It’s pretty easy to convince a crowd of the quality of a painting when you don’t allow onlookers to inspect its intricacies too closely. If they did, they might just notice all the little discrepancies that reduce its value.  

Oracle does much the same when it comes to stating facts and figures. It’s well known that the mega-vendor doesn’t publicly share the exact number of customers using its Cloud product, although Oracle has previously suggested that over 750 customers currently use its Fusion Cloud ERP.  

There is no description of the size of these organisations, where they’re based, or their industries, and there is no exact figure for how many Cloud customers Oracle has. The distinct lack of concrete figures provided has left us wondering just how accurate, or misleading, the growth statistics we are made privy to actually are.

Blurred lines and omissions 

Oracle has experienced a slump in sales numerous times over the past few years. However, for the recently ended fiscal year of 2021, the vendor had its second-best year since 2012. In fact, Oracle’s performance – based on sales growth and share earnings (though we know the vendor has had a massive repurchasing drive of its own stock over the past three fiscal years) – exceeded Wall Street predictions. 

The vendor achieved sales growth of 3.6% in the 12 months that just ended, and in a recent publication, Oracle said its “quarterly sales of its Fusion application for managing corporate finances rose 46%.”

That’s a hefty increase in sales, right? But this statistic (which Oracle has not put a monetary value against) is reflective of only one application and one use case.  

It’s pretty telling that Oracle has been selective about which statistics to share, preventing us from catching a glimpse of the full picture. Such an omission suggests that its Cloud-based applications did not experience the level of uptake that Oracle had hoped for.  

Especially if we consider that, as standard, Oracle hikes up its prices by 4% every year. To indicate reasonable growth, the vendor’s sales should have equated to last year’s results, plus 4% (price increase), plus new sales. A sales increase of 3.6% suggests that the vendor is losing customers, not gaining them.  

Not only this but with the vendor throwing everything into the proverbial Cloud pot, it is harder to gauge just how quickly Oracle’s Cloud business is growing – if at all. The automatically renewing (and rising) support costs may be having more of an effect than Oracle cares to mention. 

With all these blurred lines and the decision to omit certain details, it’s easy to see how Oracle’s decision to paint with a broad brush could leave us assuming the success of its Cloud offering.

All is not so rosy 

So, if quarterly sales for Oracle’s Cloud applications have grown so significantly, and the vendor has had its second-best year in nearly a decade, why did its share price drop by 5%? 

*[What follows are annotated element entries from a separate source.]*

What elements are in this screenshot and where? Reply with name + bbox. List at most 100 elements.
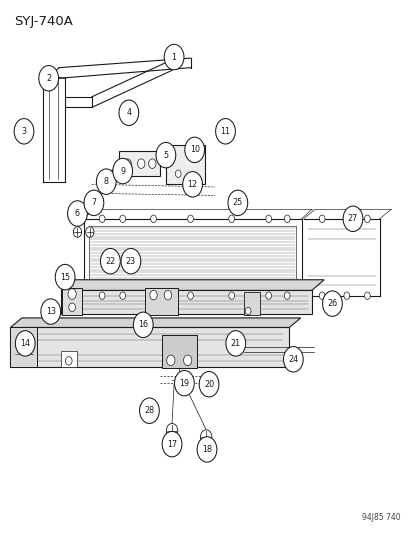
Text: 26: 26 xyxy=(327,299,337,308)
Circle shape xyxy=(342,206,362,231)
Circle shape xyxy=(84,190,104,216)
Circle shape xyxy=(166,423,177,438)
Text: 20: 20 xyxy=(204,379,214,389)
Circle shape xyxy=(197,437,216,462)
Text: 14: 14 xyxy=(20,339,30,348)
Circle shape xyxy=(200,430,211,445)
Text: 22: 22 xyxy=(105,257,115,265)
FancyBboxPatch shape xyxy=(62,288,82,316)
Circle shape xyxy=(318,292,324,300)
Circle shape xyxy=(119,100,138,125)
Text: 8: 8 xyxy=(104,177,109,186)
Circle shape xyxy=(318,215,324,222)
Circle shape xyxy=(150,292,156,300)
Circle shape xyxy=(284,292,290,300)
Circle shape xyxy=(14,118,34,144)
Circle shape xyxy=(175,170,180,177)
Circle shape xyxy=(228,215,234,222)
Circle shape xyxy=(265,215,271,222)
Text: 12: 12 xyxy=(187,180,197,189)
Text: 21: 21 xyxy=(230,339,240,348)
Circle shape xyxy=(187,292,193,300)
Circle shape xyxy=(148,159,156,168)
FancyBboxPatch shape xyxy=(166,144,204,184)
Text: 11: 11 xyxy=(220,127,230,136)
Circle shape xyxy=(244,308,250,315)
FancyBboxPatch shape xyxy=(145,288,178,316)
Circle shape xyxy=(228,190,247,216)
FancyBboxPatch shape xyxy=(243,292,259,316)
Circle shape xyxy=(100,248,120,274)
Text: 2: 2 xyxy=(46,74,51,83)
Circle shape xyxy=(283,346,302,372)
Text: 94J85 740: 94J85 740 xyxy=(361,513,399,522)
Text: 17: 17 xyxy=(166,440,177,449)
Circle shape xyxy=(164,290,171,300)
FancyBboxPatch shape xyxy=(61,351,76,367)
Text: 10: 10 xyxy=(189,146,199,155)
Text: 6: 6 xyxy=(75,209,80,218)
Circle shape xyxy=(119,215,125,222)
Circle shape xyxy=(133,312,153,337)
Text: 13: 13 xyxy=(45,307,56,316)
Circle shape xyxy=(68,289,76,300)
Text: 9: 9 xyxy=(120,166,125,175)
Circle shape xyxy=(137,159,145,168)
Circle shape xyxy=(363,215,369,222)
Circle shape xyxy=(121,248,140,274)
Text: 19: 19 xyxy=(179,378,189,387)
Circle shape xyxy=(113,158,132,184)
Circle shape xyxy=(15,330,35,356)
Circle shape xyxy=(110,169,116,178)
Circle shape xyxy=(119,292,125,300)
Text: 7: 7 xyxy=(91,198,96,207)
Circle shape xyxy=(199,372,218,397)
Text: SYJ-740A: SYJ-740A xyxy=(14,14,72,28)
Polygon shape xyxy=(61,290,311,314)
Circle shape xyxy=(265,292,271,300)
Circle shape xyxy=(215,118,235,144)
Circle shape xyxy=(39,66,58,91)
Circle shape xyxy=(41,299,60,324)
Circle shape xyxy=(343,215,349,222)
Circle shape xyxy=(73,227,81,237)
FancyBboxPatch shape xyxy=(118,151,159,176)
Circle shape xyxy=(99,215,105,222)
Circle shape xyxy=(55,264,75,290)
Circle shape xyxy=(65,357,72,365)
Text: 5: 5 xyxy=(163,151,168,160)
Circle shape xyxy=(187,215,193,222)
Text: 1: 1 xyxy=(171,53,176,62)
Text: 24: 24 xyxy=(287,355,298,364)
Circle shape xyxy=(164,44,183,70)
Circle shape xyxy=(343,292,349,300)
Circle shape xyxy=(150,215,156,222)
Circle shape xyxy=(69,303,75,312)
Circle shape xyxy=(162,431,181,457)
Circle shape xyxy=(225,330,245,356)
Circle shape xyxy=(228,292,234,300)
Circle shape xyxy=(174,370,194,396)
Text: 23: 23 xyxy=(126,257,135,265)
Circle shape xyxy=(192,150,200,160)
Text: 16: 16 xyxy=(138,320,148,329)
Circle shape xyxy=(363,292,369,300)
Circle shape xyxy=(85,227,94,237)
Circle shape xyxy=(67,201,87,226)
FancyBboxPatch shape xyxy=(161,335,196,368)
Circle shape xyxy=(284,215,290,222)
Text: 15: 15 xyxy=(60,272,70,281)
Circle shape xyxy=(150,290,157,300)
Circle shape xyxy=(322,291,342,317)
Polygon shape xyxy=(10,327,289,367)
Circle shape xyxy=(182,172,202,197)
Circle shape xyxy=(184,137,204,163)
Text: 4: 4 xyxy=(126,108,131,117)
Text: 3: 3 xyxy=(21,127,26,136)
Text: 27: 27 xyxy=(347,214,357,223)
Circle shape xyxy=(123,159,131,168)
Circle shape xyxy=(139,398,159,423)
Circle shape xyxy=(183,355,191,366)
Circle shape xyxy=(156,142,176,168)
Circle shape xyxy=(96,169,116,195)
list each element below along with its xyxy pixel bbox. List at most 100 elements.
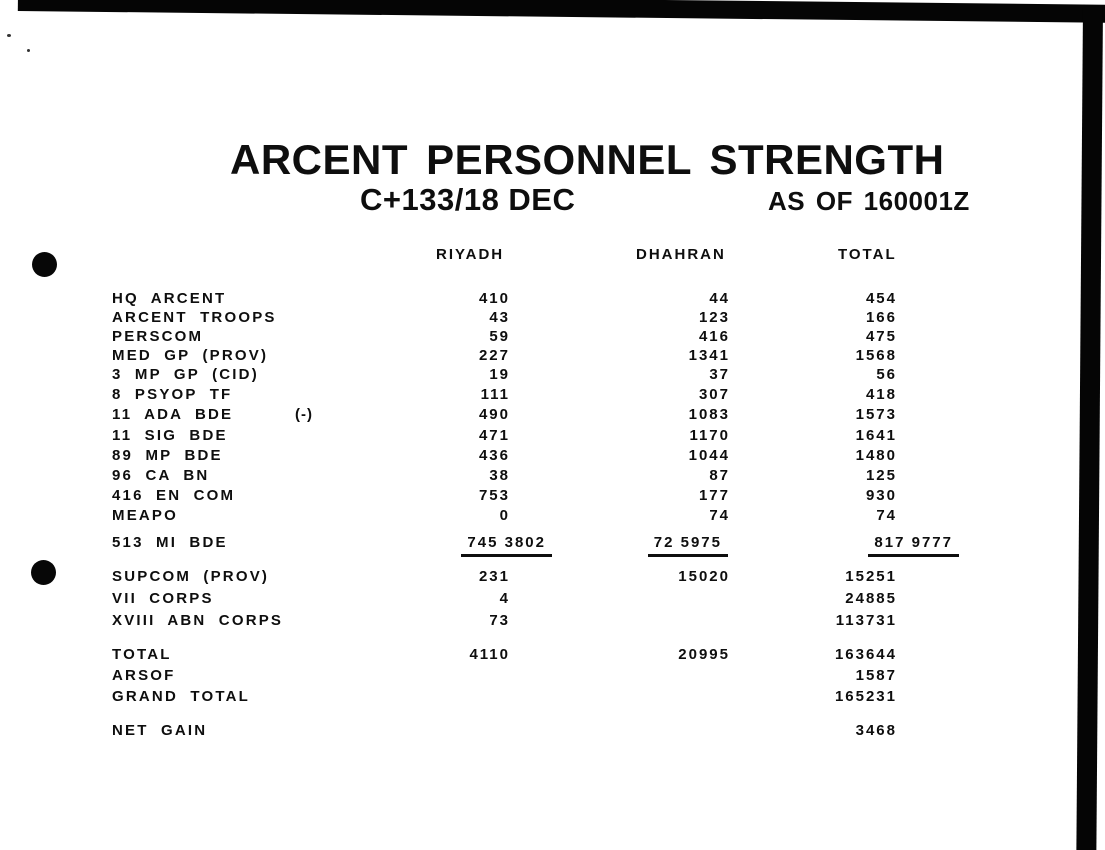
- underlined-value: 745 3802: [461, 534, 552, 557]
- table-row: ARSOF 1587: [0, 667, 1105, 686]
- row-label: MEAPO: [112, 507, 179, 524]
- table-row-total: TOTAL 4110 20995 163644: [0, 646, 1105, 665]
- cell-dhahran: 1341: [688, 347, 730, 364]
- date-line: C+133/18 DEC: [360, 182, 576, 217]
- table-row: ARCENT TROOPS 43 123 166: [0, 309, 1105, 328]
- cell-total: 3468: [855, 722, 897, 739]
- column-header-dhahran: DHAHRAN: [636, 246, 726, 263]
- table-row: XVIII ABN CORPS 73 113731: [0, 612, 1105, 631]
- cell-dhahran: 44: [709, 290, 730, 307]
- row-label: 8 PSYOP TF: [112, 386, 233, 403]
- cell-riyadh: 471: [478, 427, 510, 444]
- table-row: HQ ARCENT 410 44 454: [0, 290, 1105, 309]
- table-row-net-gain: NET GAIN 3468: [0, 722, 1105, 741]
- cell-dhahran: 15020: [678, 568, 730, 585]
- cell-total: 1641: [855, 427, 897, 444]
- as-of-line: AS OF 160001Z: [768, 186, 970, 216]
- row-label: 89 MP BDE: [112, 447, 223, 464]
- row-label: TOTAL: [112, 646, 172, 663]
- cell-dhahran: 1170: [689, 427, 730, 444]
- row-label: PERSCOM: [112, 328, 204, 345]
- cell-total: 1573: [855, 406, 897, 423]
- row-label: HQ ARCENT: [112, 290, 227, 307]
- cell-dhahran: 87: [709, 467, 730, 484]
- scan-speck: [7, 34, 11, 37]
- table-row: PERSCOM 59 416 475: [0, 328, 1105, 347]
- cell-total: 113731: [835, 612, 897, 629]
- cell-riyadh: 436: [478, 447, 510, 464]
- cell-riyadh: 753: [478, 487, 510, 504]
- cell-dhahran: 72 5975: [600, 534, 728, 557]
- cell-riyadh: 111: [480, 386, 510, 403]
- cell-riyadh: 410: [478, 290, 510, 307]
- table-row: MED GP (PROV) 227 1341 1568: [0, 347, 1105, 366]
- underlined-value: 72 5975: [647, 534, 728, 557]
- row-label: 416 EN COM: [112, 487, 236, 504]
- table-row: 11 ADA BDE (-) 490 1083 1573: [0, 406, 1105, 425]
- row-label: VII CORPS: [112, 590, 214, 607]
- cell-riyadh: 4110: [469, 646, 510, 663]
- cell-riyadh: 490: [478, 406, 510, 423]
- row-label: ARCENT TROOPS: [112, 309, 277, 326]
- cell-total: 1568: [855, 347, 897, 364]
- cell-riyadh: 0: [499, 507, 510, 524]
- cell-dhahran: 177: [698, 487, 730, 504]
- cell-total: 454: [865, 290, 897, 307]
- cell-total: 817 9777: [767, 534, 959, 557]
- row-label: 11 SIG BDE: [112, 427, 228, 444]
- cell-riyadh: 38: [489, 467, 510, 484]
- cell-dhahran: 1083: [688, 406, 730, 423]
- table-row-grand-total: GRAND TOTAL 165231: [0, 688, 1105, 707]
- cell-dhahran: 416: [698, 328, 730, 345]
- row-label: 3 MP GP (CID): [112, 366, 259, 383]
- row-label: 11 ADA BDE: [112, 406, 234, 423]
- row-label: NET GAIN: [112, 722, 208, 739]
- row-label: SUPCOM (PROV): [112, 568, 270, 585]
- cell-total: 1480: [855, 447, 897, 464]
- cell-riyadh: 231: [478, 568, 510, 585]
- scan-top-edge: [17, 0, 1105, 23]
- row-label: MED GP (PROV): [112, 347, 269, 364]
- cell-riyadh: 73: [489, 612, 510, 629]
- cell-dhahran: 1044: [688, 447, 730, 464]
- cell-total: 15251: [845, 568, 897, 585]
- row-label: 96 CA BN: [112, 467, 210, 484]
- table-row: 3 MP GP (CID) 19 37 56: [0, 366, 1105, 385]
- cell-dhahran: 307: [698, 386, 730, 403]
- table-row: MEAPO 0 74 74: [0, 507, 1105, 526]
- cell-dhahran: 74: [709, 507, 730, 524]
- cell-riyadh: 19: [489, 366, 510, 383]
- table-row: VII CORPS 4 24885: [0, 590, 1105, 609]
- row-label: GRAND TOTAL: [112, 688, 250, 705]
- cell-total: 475: [865, 328, 897, 345]
- cell-dhahran: 123: [698, 309, 730, 326]
- hole-punch-top: [32, 252, 57, 277]
- cell-total: 56: [876, 366, 897, 383]
- table-row: 89 MP BDE 436 1044 1480: [0, 447, 1105, 466]
- row-note: (-): [295, 406, 313, 423]
- page-title: ARCENT PERSONNEL STRENGTH: [230, 136, 945, 183]
- table-row: 416 EN COM 753 177 930: [0, 487, 1105, 506]
- cell-riyadh: 43: [489, 309, 510, 326]
- column-header-riyadh: RIYADH: [436, 246, 505, 263]
- cell-total: 125: [865, 467, 897, 484]
- cell-total: 1587: [855, 667, 897, 684]
- cell-total: 74: [876, 507, 897, 524]
- cell-total: 165231: [834, 688, 897, 705]
- cell-riyadh: 227: [478, 347, 510, 364]
- cell-dhahran: 37: [709, 366, 730, 383]
- column-header-total: TOTAL: [838, 246, 897, 263]
- cell-total: 166: [865, 309, 897, 326]
- scan-speck: [27, 49, 30, 52]
- row-label: XVIII ABN CORPS: [112, 612, 284, 629]
- cell-total: 163644: [834, 646, 897, 663]
- row-label: 513 MI BDE: [112, 534, 228, 551]
- table-row: 96 CA BN 38 87 125: [0, 467, 1105, 486]
- cell-dhahran: 20995: [678, 646, 730, 663]
- cell-total: 24885: [845, 590, 897, 607]
- table-row: 8 PSYOP TF 111 307 418: [0, 386, 1105, 405]
- cell-riyadh: 59: [489, 328, 510, 345]
- table-row: 11 SIG BDE 471 1170 1641: [0, 427, 1105, 446]
- underlined-value: 817 9777: [868, 534, 959, 557]
- row-label: ARSOF: [112, 667, 176, 684]
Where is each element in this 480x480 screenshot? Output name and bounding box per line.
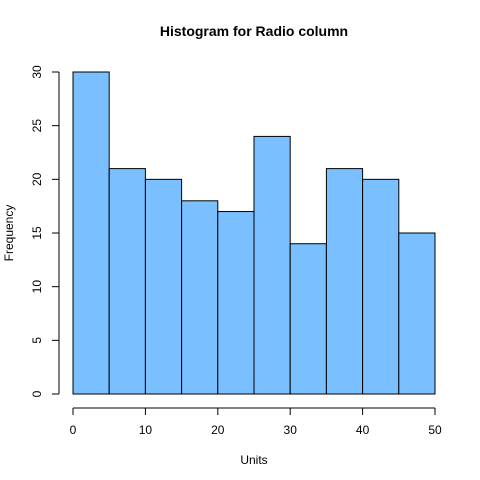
y-tick-label-6: 30 <box>30 65 44 79</box>
x-tick-label-5: 50 <box>428 423 442 437</box>
x-tick-label-4: 40 <box>356 423 370 437</box>
x-tick-label-2: 20 <box>211 423 225 437</box>
y-tick-label-1: 5 <box>30 337 44 344</box>
bars-group <box>72 71 436 395</box>
histogram-bar-1 <box>108 168 146 395</box>
histogram-bar-8 <box>362 178 400 395</box>
y-tick-label-5: 25 <box>30 119 44 133</box>
y-tick-label-0: 0 <box>30 390 44 397</box>
histogram-bar-3 <box>181 200 219 395</box>
x-tick-label-0: 0 <box>70 423 77 437</box>
histogram-bar-2 <box>144 178 183 395</box>
x-axis-label: Units <box>240 453 267 467</box>
y-axis-label: Frequency <box>2 205 16 262</box>
y-tick-label-3: 15 <box>30 226 44 240</box>
y-tick-label-4: 20 <box>30 172 44 186</box>
x-tick-label-1: 10 <box>139 423 153 437</box>
y-tick-label-2: 10 <box>30 280 44 294</box>
histogram-bar-0 <box>72 71 110 395</box>
histogram-bar-6 <box>289 243 327 395</box>
histogram-bar-7 <box>325 168 364 395</box>
chart-title: Histogram for Radio column <box>160 23 348 39</box>
histogram-bar-4 <box>217 211 255 395</box>
y-axis: 0 5 10 15 20 25 30 <box>30 65 60 397</box>
histogram-bar-5 <box>253 135 291 395</box>
x-tick-label-3: 30 <box>284 423 298 437</box>
x-axis: 0 10 20 30 40 50 <box>70 407 442 437</box>
histogram-bar-9 <box>398 232 436 395</box>
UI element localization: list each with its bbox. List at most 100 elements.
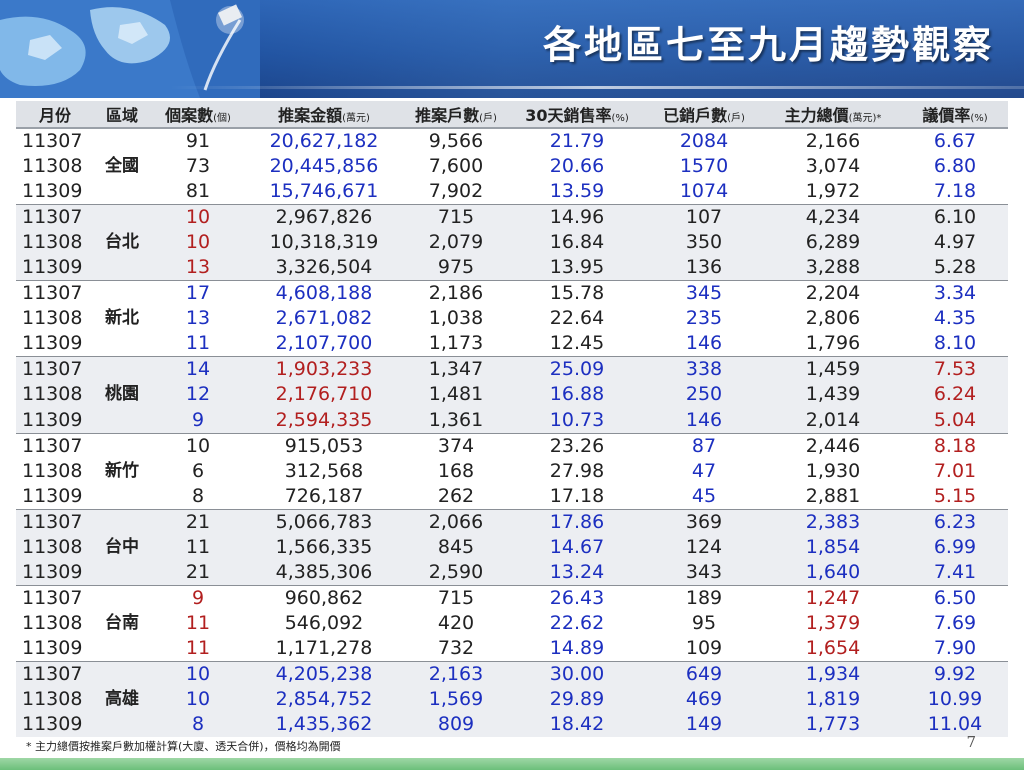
cell-units: 2,186 [402,280,510,307]
cell-bargain: 8.18 [902,432,1008,459]
cell-sales-rate: 17.18 [510,483,644,510]
cell-amount: 5,066,783 [246,508,402,535]
cell-amount: 2,671,082 [246,306,402,332]
cell-main-price: 2,014 [764,407,902,434]
cell-bargain: 5.04 [902,407,1008,434]
cell-region [94,127,150,155]
cell-sold: 45 [644,483,764,510]
cell-amount: 2,107,700 [246,331,402,357]
cell-sales-rate: 22.64 [510,306,644,332]
cell-sales-rate: 26.43 [510,584,644,611]
cell-month: 11308 [16,306,94,332]
cell-sold: 345 [644,280,764,307]
cell-region: 台中 [94,534,150,560]
cell-region: 台南 [94,610,150,636]
cell-sold: 350 [644,230,764,256]
cell-sold: 189 [644,584,764,611]
table-row: 11308 新北 13 2,671,082 1,038 22.64 235 2,806 4.35 [16,306,1008,332]
cell-sold: 47 [644,458,764,484]
table-row: 11308 全國 73 20,445,856 7,600 20.66 1570 3,074 6.… [16,154,1008,180]
cell-units: 2,079 [402,230,510,256]
cell-sold: 1570 [644,154,764,180]
cell-sold: 250 [644,382,764,408]
cell-region: 新北 [94,306,150,332]
cell-units: 1,173 [402,331,510,357]
cell-cases: 11 [150,610,246,636]
cell-sold: 369 [644,508,764,535]
cell-main-price: 1,819 [764,687,902,713]
cell-month: 11309 [16,483,94,510]
cell-amount: 4,608,188 [246,280,402,307]
cell-sales-rate: 22.62 [510,610,644,636]
cell-amount: 10,318,319 [246,230,402,256]
cell-main-price: 1,972 [764,179,902,205]
cell-units: 2,163 [402,660,510,688]
header-unit: (戶) [479,113,497,124]
cell-units: 1,038 [402,306,510,332]
cell-amount: 1,903,233 [246,356,402,383]
cell-main-price: 1,379 [764,610,902,636]
cell-cases: 13 [150,255,246,281]
cell-sales-rate: 13.95 [510,255,644,281]
header-label: 已銷戶數 [663,106,728,125]
cell-region [94,559,150,586]
header-cases: 個案數(個) [150,101,246,129]
cell-amount: 1,435,362 [246,712,402,738]
cell-cases: 13 [150,306,246,332]
header-unit: (萬元) [342,113,370,124]
header-sold: 已銷戶數(戶) [644,101,764,129]
cell-sales-rate: 14.89 [510,635,644,662]
cell-main-price: 2,383 [764,508,902,535]
header-unit: (戶) [727,113,745,124]
cell-bargain: 7.18 [902,179,1008,205]
table-row: 11309 13 3,326,504 975 13.95 136 3,288 5.28 [16,255,1008,281]
cell-amount: 2,854,752 [246,687,402,713]
cell-amount: 2,967,826 [246,204,402,231]
cell-cases: 91 [150,127,246,155]
cell-month: 11309 [16,635,94,662]
cell-cases: 12 [150,382,246,408]
header-main-price: 主力總價(萬元)* [764,101,902,129]
cell-sales-rate: 14.67 [510,534,644,560]
footnote: * 主力總價按推案戶數加權計算(大廈、透天合併)，價格均為開價 [26,740,341,753]
cell-month: 11307 [16,660,94,688]
cell-sold: 469 [644,687,764,713]
cell-main-price: 1,930 [764,458,902,484]
cell-units: 845 [402,534,510,560]
table-row: 11309 21 4,385,306 2,590 13.24 343 1,640 7.41 [16,559,1008,586]
cell-month: 11308 [16,154,94,180]
cell-sales-rate: 23.26 [510,432,644,459]
cell-sales-rate: 12.45 [510,331,644,357]
cell-sales-rate: 21.79 [510,127,644,155]
cell-bargain: 7.69 [902,610,1008,636]
bottom-accent-bar [0,758,1024,770]
cell-region [94,712,150,738]
cell-bargain: 4.97 [902,230,1008,256]
header-units: 推案戶數(戶) [402,101,510,129]
cell-cases: 10 [150,687,246,713]
cell-sold: 146 [644,407,764,434]
cell-bargain: 7.01 [902,458,1008,484]
table-row: 11309 11 2,107,700 1,173 12.45 146 1,796 8.10 [16,331,1008,357]
cell-month: 11309 [16,255,94,281]
cell-sold: 95 [644,610,764,636]
cell-units: 1,569 [402,687,510,713]
trend-table: 月份 區域 個案數(個) 推案金額(萬元) 推案戶數(戶) 30天銷售率(%) 已銷戶數(戶… [16,101,1008,738]
cell-amount: 915,053 [246,432,402,459]
table-body: 11307 91 20,627,182 9,566 21.79 2084 2,166 6.67… [16,127,1008,738]
cell-month: 11307 [16,356,94,383]
cell-sold: 649 [644,660,764,688]
table-row: 11307 10 4,205,238 2,163 30.00 649 1,934 9.92 [16,660,1008,688]
cell-region [94,280,150,307]
table-row: 11308 台北 10 10,318,319 2,079 16.84 350 6,289 4.9… [16,230,1008,256]
cell-units: 7,902 [402,179,510,205]
cell-units: 715 [402,584,510,611]
cell-cases: 11 [150,331,246,357]
cell-bargain: 7.41 [902,559,1008,586]
cell-amount: 20,445,856 [246,154,402,180]
cell-sold: 2084 [644,127,764,155]
cell-bargain: 6.10 [902,204,1008,231]
cell-sales-rate: 25.09 [510,356,644,383]
cell-main-price: 1,439 [764,382,902,408]
cell-sold: 87 [644,432,764,459]
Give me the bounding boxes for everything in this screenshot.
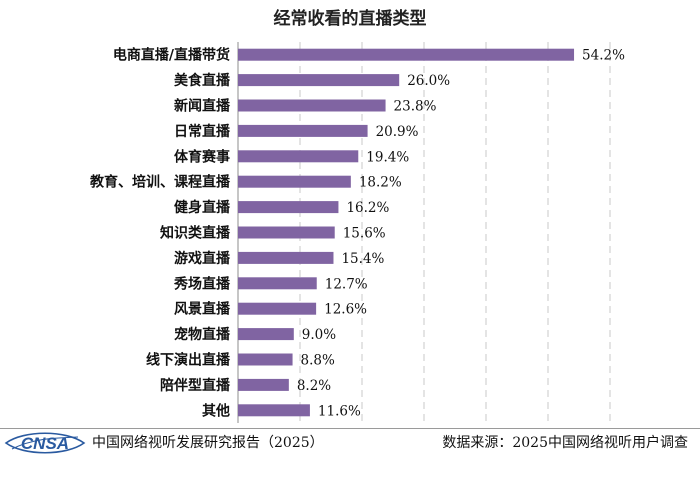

Well, it would seem that Oracle’s quarterly revenue guidance didn’t quite paint the rosy picture the market desired. The drop in share price was as a result of lowered guidance issued by Oracle’s CEO, Safra Catz, as she announced plans to ramp up investment in the Cloud.  

Catz stated Oracle anticipated achieving revenue growth of 3-5% for the fiscal year of 2022 as it was on track to double capital expenditure to around $4 billion. This was Oracle’s bid to drive forward its Cloud computing business amidst rising competition with Amazon and Microsoft.  

Surely if Oracle (and the wider market) consider Cloud business to be the biggest driver of growth, then ploughing money into advancing this offering would be a sure-fire way to instil confidence in investors?  

Oracle’s belief in the return from such investment is seemingly not mirrored, and the drop in share price is a tell-tale sign of the market’s limited faith in the mega-vendor to be able to meet expectations (a common theme with Oracle) and keep up with its Cloud competitors.

Artistic licence? 

With Oracle playing its cards close to its chest, and the blurring of product lines preventing us from eking out the details, it’s rather tricky to ascertain how well the vendor is really doing in the Cloud world.  

On the one hand, the vendor is telling us that sales have seemingly rocketed, and it has several hundred Cloud customers, but we’re not seeing this reflected in the market. It would seem the market is not overly enthused by the bigger picture for Oracle’s Cloud business as determined by the drop in share price. 

Let’s take a second to harp back to those 750 customers that Oracle claims are currently using its Fusion ERP. That number is, to say the least, underwhelming. To offer some context, there are nearly 11,000 businesses, with more than 250 staff, in the UK alone that could be considered ideal prospects for Oracle’s Cloud. The global marketplace? Well now, that is a much bigger canvas so, as you can imagine, we’re looking at 150,000 businesses of this size as a minimum, suggesting Oracle has less than 0.5% of this market.

Perhaps Oracle hides the details of its Cloud adoption and usage from us because the figures are not such a pretty picture. For some organisations, Oracle’s Cloud offering might be missing the mark functionally. For others, a justification for the cost of the product just cannot be fathomed.  

It was once said by Benjamin Disreali (and popularised by Mark Twain) that “there are three kinds of lies: lies, damn lies, and statistics.” 

It’s worth mentioning that, then, the mega-vendor was more than happy to release the figures for other revenue streams, including on-premise licences, hardware, Cloud services, and licence support. So, it begs the question: why did Oracle opt to serve us a statistic (46%) and not release the same sales information for its Fusion Cloud ERP? 

They say a picture paints a thousand words. We happen to think that Oracle’s lack of figures says an awful lot, too.